Perspectivas para 2022

Questões geopolíticas e econômicas, incluindo a invasão russa da Ucrânia, inflação alta em várias décadas, projeções de crescimento global mais baixas e taxas de juros crescentes, apresentam desafios para a previsão de metais preciosos este ano. No entanto, a Metals Focus prevê um aumento de 5% na demanda global de prata devido a avanços estruturais adicionais na fabricação industrial, que deve atingir outro recorde em 2022. A demanda por joias e talheres deve continuar sua recuperação pós-pandemia este ano. Do lado da oferta, uma maior produção de minas também é esperada devido ao aumento de projetos e alguns ganhos na produção de minas estabelecidas, juntamente com um aumento na reciclagem industrial, para impulsionar um aumento de 3% na oferta global em 2022.

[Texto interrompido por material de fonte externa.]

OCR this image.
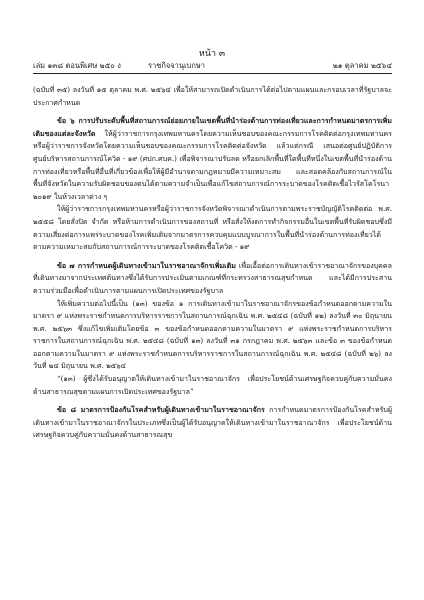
หน้า ๓
เล่ม ๑๓๘ ตอนพิเศษ ๒๕๐ ง	ราชกิจจานุเบกษา	๒๑ ตุลาคม ๒๕๖๔

(ฉบับที่ ๓๕) ลงวันที่ ๑๕ ตุลาคม พ.ศ. ๒๕๖๔ เพื่อให้สามารถเปิดดำเนินการได้ต่อไปตามแผนและกรอบเวลาที่รัฐบาลจะประกาศกำหนด

ข้อ ๖ การปรับระดับพื้นที่สถานการณ์ย่อยภายในเขตพื้นที่นำร่องด้านการท่องเที่ยวและการกำหนดมาตรการเพิ่มเติมของแต่ละจังหวัด ให้ผู้ว่าราชการกรุงเทพมหานครโดยความเห็นชอบของคณะกรรมการโรคติดต่อกรุงเทพมหานคร หรือผู้ว่าราชการจังหวัดโดยความเห็นชอบของคณะกรรมการโรคติดต่อจังหวัด แล้วแต่กรณี เสนอต่อศูนย์ปฏิบัติการ ศูนย์บริหารสถานการณ์โควิด - ๑๙ (ศปก.ศบค.) เพื่อพิจารณาปรับลด หรือยกเลิกพื้นที่ใดพื้นที่หนึ่งในเขตพื้นที่นำร่องด้านการท่องเที่ยวหรือพื้นที่อื่นที่เกี่ยวข้องเพื่อให้ผู้มีอำนาจตามกฎหมายมีความเหมาะสม และสอดคล้องกับสถานการณ์ในพื้นที่จังหวัดในความรับผิดชอบของตนได้ตามความจำเป็นเพื่อแก้ไขสถานการณ์การระบาดของโรคติดเชื้อไวรัสโคโรนา ๒๐๑๙ ในห้วงเวลาต่าง ๆ

ให้ผู้ว่าราชการกรุงเทพมหานครหรือผู้ว่าราชการจังหวัดพิจารณาดำเนินการตามพระราชบัญญัติโรคติดต่อ พ.ศ. ๒๕๕๘ โดยสั่งปิด จำกัด หรือห้ามการดำเนินการของสถานที่ หรือสั่งให้งดการทำกิจกรรมอื่นในเขตพื้นที่รับผิดชอบซึ่งมีความเสี่ยงต่อการแพร่ระบาดของโรคเพิ่มเติมจากมาตรการควบคุมแบบบูรณาการในพื้นที่นำร่องด้านการท่องเที่ยวได้ตามความเหมาะสมกับสถานการณ์การระบาดของโรคติดเชื้อโควิด - ๑๙

ข้อ ๗ การกำหนดผู้เดินทางเข้ามาในราชอาณาจักรเพิ่มเติม เพื่อเอื้อต่อการเดินทางเข้าราชอาณาจักรของบุคคลที่เดินทางมาจากประเทศต้นทางซึ่งได้รับการประเมินตามเกณฑ์ที่กระทรวงสาธารณสุขกำหนด และได้มีการประสานความร่วมมือเพื่อดำเนินการตามแผนการเปิดประเทศของรัฐบาล

ให้เพิ่มความต่อไปนี้เป็น (๑๓) ของข้อ ๑ การเดินทางเข้ามาในราชอาณาจักรของข้อกำหนดออกตามความในมาตรา ๙ แห่งพระราชกำหนดการบริหารราชการในสถานการณ์ฉุกเฉิน พ.ศ. ๒๕๔๘ (ฉบับที่ ๑๒) ลงวันที่ ๓๐ มิถุนายน พ.ศ. ๒๕๖๓ ซึ่งแก้ไขเพิ่มเติมโดยข้อ ๓ ของข้อกำหนดออกตามความในมาตรา ๙ แห่งพระราชกำหนดการบริหารราชการในสถานการณ์ฉุกเฉิน พ.ศ. ๒๕๔๘ (ฉบับที่ ๑๓) ลงวันที่ ๓๑ กรกฎาคม พ.ศ. ๒๕๖๓ และข้อ ๓ ของข้อกำหนดออกตามความในมาตรา ๙ แห่งพระราชกำหนดการบริหารราชการในสถานการณ์ฉุกเฉิน พ.ศ. ๒๕๔๘ (ฉบับที่ ๒๖) ลงวันที่ ๒๔ มิถุนายน พ.ศ. ๒๕๖๔

“(๑๓) ผู้ซึ่งได้รับอนุญาตให้เดินทางเข้ามาในราชอาณาจักร เพื่อประโยชน์ด้านเศรษฐกิจควบคู่กับความมั่นคงด้านสาธารณสุขตามแผนการเปิดประเทศของรัฐบาล”

ข้อ ๘ มาตรการป้องกันโรคสำหรับผู้เดินทางเข้ามาในราชอาณาจักร การกำหนดมาตรการป้องกันโรคสำหรับผู้เดินทางเข้ามาในราชอาณาจักรในประเภทซึ่งเป็นผู้ได้รับอนุญาตให้เดินทางเข้ามาในราชอาณาจักร เพื่อประโยชน์ด้านเศรษฐกิจควบคู่กับความมั่นคงด้านสาธารณสุข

O investimento físico em prata provavelmente ficará estável este ano, já que uma queda modesta no investimento ocidental será compensada por ganhos adicionais na Índia. O investimento em ETPs está previsto para aumentar em 25 Moz para um quarto aumento anual consecutivo. O preço médio anual da prata está previsto em US$ 23,90, o que, se realizado, representaria a segunda maior média anual desde 2011.

(Fonte)

Nem um único ativo financeiro escapará do que está por vir

A inflação selvagem afetará todos os ativos financeiros, alerta o pesquisador de mercado Jim Bianco

Pode não haver escapatória da turbulência do mercado de títulos – mesmo para investidores em ações. O pesquisador de mercado Jim Bianco adverte que as políticas críticas do Federal Reserve para controlar a inflação selvagem causarão perdas generalizadas em Wall Street. (e isso terá repercussões no mundo todo)

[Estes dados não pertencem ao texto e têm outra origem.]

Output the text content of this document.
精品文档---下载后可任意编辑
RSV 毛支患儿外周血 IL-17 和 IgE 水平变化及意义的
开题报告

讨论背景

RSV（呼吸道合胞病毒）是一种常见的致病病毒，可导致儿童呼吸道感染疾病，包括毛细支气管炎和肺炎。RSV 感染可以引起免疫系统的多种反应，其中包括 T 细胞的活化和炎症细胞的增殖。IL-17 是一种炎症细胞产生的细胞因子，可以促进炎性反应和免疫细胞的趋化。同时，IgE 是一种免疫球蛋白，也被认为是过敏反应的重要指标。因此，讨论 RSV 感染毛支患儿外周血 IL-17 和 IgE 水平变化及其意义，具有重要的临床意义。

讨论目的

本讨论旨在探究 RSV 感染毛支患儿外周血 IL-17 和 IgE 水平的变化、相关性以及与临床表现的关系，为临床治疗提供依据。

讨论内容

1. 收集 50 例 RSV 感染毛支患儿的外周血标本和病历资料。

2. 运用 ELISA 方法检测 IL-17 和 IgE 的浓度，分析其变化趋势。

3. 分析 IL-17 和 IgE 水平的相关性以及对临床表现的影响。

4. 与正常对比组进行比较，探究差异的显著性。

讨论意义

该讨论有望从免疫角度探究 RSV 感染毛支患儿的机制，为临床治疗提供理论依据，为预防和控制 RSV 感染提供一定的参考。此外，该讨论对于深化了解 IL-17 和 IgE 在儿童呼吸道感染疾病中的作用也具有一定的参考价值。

“Eventualmente, isso vai voltar e prejudicar todos os ativos financeiros”, disse o presidente da Bianco Research à CNBC “Fast Money” na quinta-feira.

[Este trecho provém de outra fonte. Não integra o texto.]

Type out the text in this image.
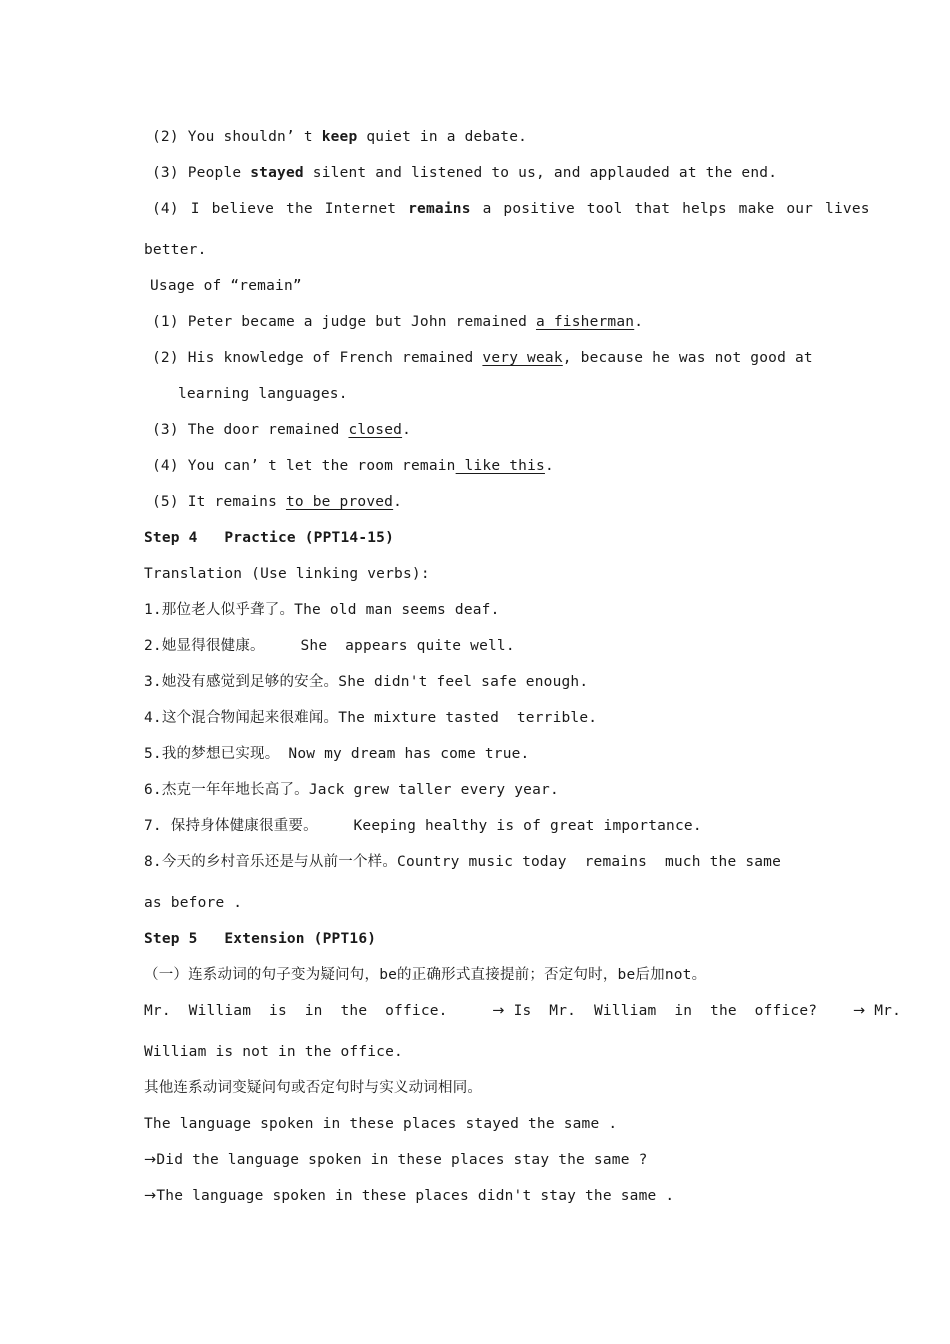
(2) You shouldn’ t keep quiet in a debate.
(3) People stayed silent and listened to us, and applauded at the end.
(4) I believe the Internet remains a positive tool that helps make our lives
better.
Usage of “remain”
(1) Peter became a judge but John remained a fisherman.
(2) His knowledge of French remained very weak, because he was not good at
learning languages.
(3) The door remained closed.
(4) You can’ t let the room remain like this.
(5) It remains to be proved.
Step 4   Practice (PPT14-15)
Translation (Use linking verbs):
1.那位老人似乎聋了。The old man seems deaf.
2.她显得很健康。    She  appears quite well.
3.她没有感觉到足够的安全。She didn't feel safe enough.
4.这个混合物闻起来很难闻。The mixture tasted  terrible.
5.我的梦想已实现。 Now my dream has come true.
6.杰克一年年地长高了。Jack grew taller every year.
7. 保持身体健康很重要。    Keeping healthy is of great importance.
8.今天的乡村音乐还是与从前一个样。Country music today  remains  much the same
as before .
Step 5   Extension (PPT16)
（一）连系动词的句子变为疑问句，be的正确形式直接提前；否定句时，be后加not。
Mr.  William  is  in  the  office.	→ Is  Mr.  William  in  the  office? → Mr.
William is not in the office.
其他连系动词变疑问句或否定句时与实义动词相同。
The language spoken in these places stayed the same .
→Did the language spoken in these places stay the same ?
→The language spoken in these places didn't stay the same .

Bianco virou ‘baixista’ em ações no final do ano passado, principalmente devido aos riscos de inflação. Ele culpa o Fed por esperar demais para encerrar suas políticas de dinheiro fácil pandêmico e aumentar as taxas de juros.

“A chamada no ano passado de que a inflação seria bem contida e transitória é sem dúvida uma das piores previsões da história do Federal Reserve”, disse Bianco. “Eles agora estão presos a essa política ultraagressiva porque não começaram a aumentar as taxas em um ritmo mais lento há um ano.”

Ele se preocupa com os custos da grande recuperação.

“Eles não pretendem criar um pouso forçado. Mas o que eles pretendem fazer é controlar os preços”, disse Bianco. “Eles querem inflação mais baixa e vão aumentar as taxas até conseguirem uma inflação mais baixa. Como eles vão fazer isso? Eles vão diminuir a demanda.”

Segundo Bianco, a única solução do Fed é aumentar as taxas de juros rapidamente e fazer com que as pessoas ricas parem de gastar. O mercado de títulos já está descontando os prováveis movimentos ousados do banco central.

“O mercado de títulos entende. A carnificina é épica”, escreveu ele em um tópico recente no Twitter. “Este não é apenas o pior mercado de títulos em nossa carreira (retorno total), mas pode ser o pior de nossa vida.

Bianco, que vê uma chance de 75% de inflação nos próximos dois anos, espera um aumento de 50 pontos base pelo Fed em sua próxima reunião de política monetária de 3 a 4 de maio.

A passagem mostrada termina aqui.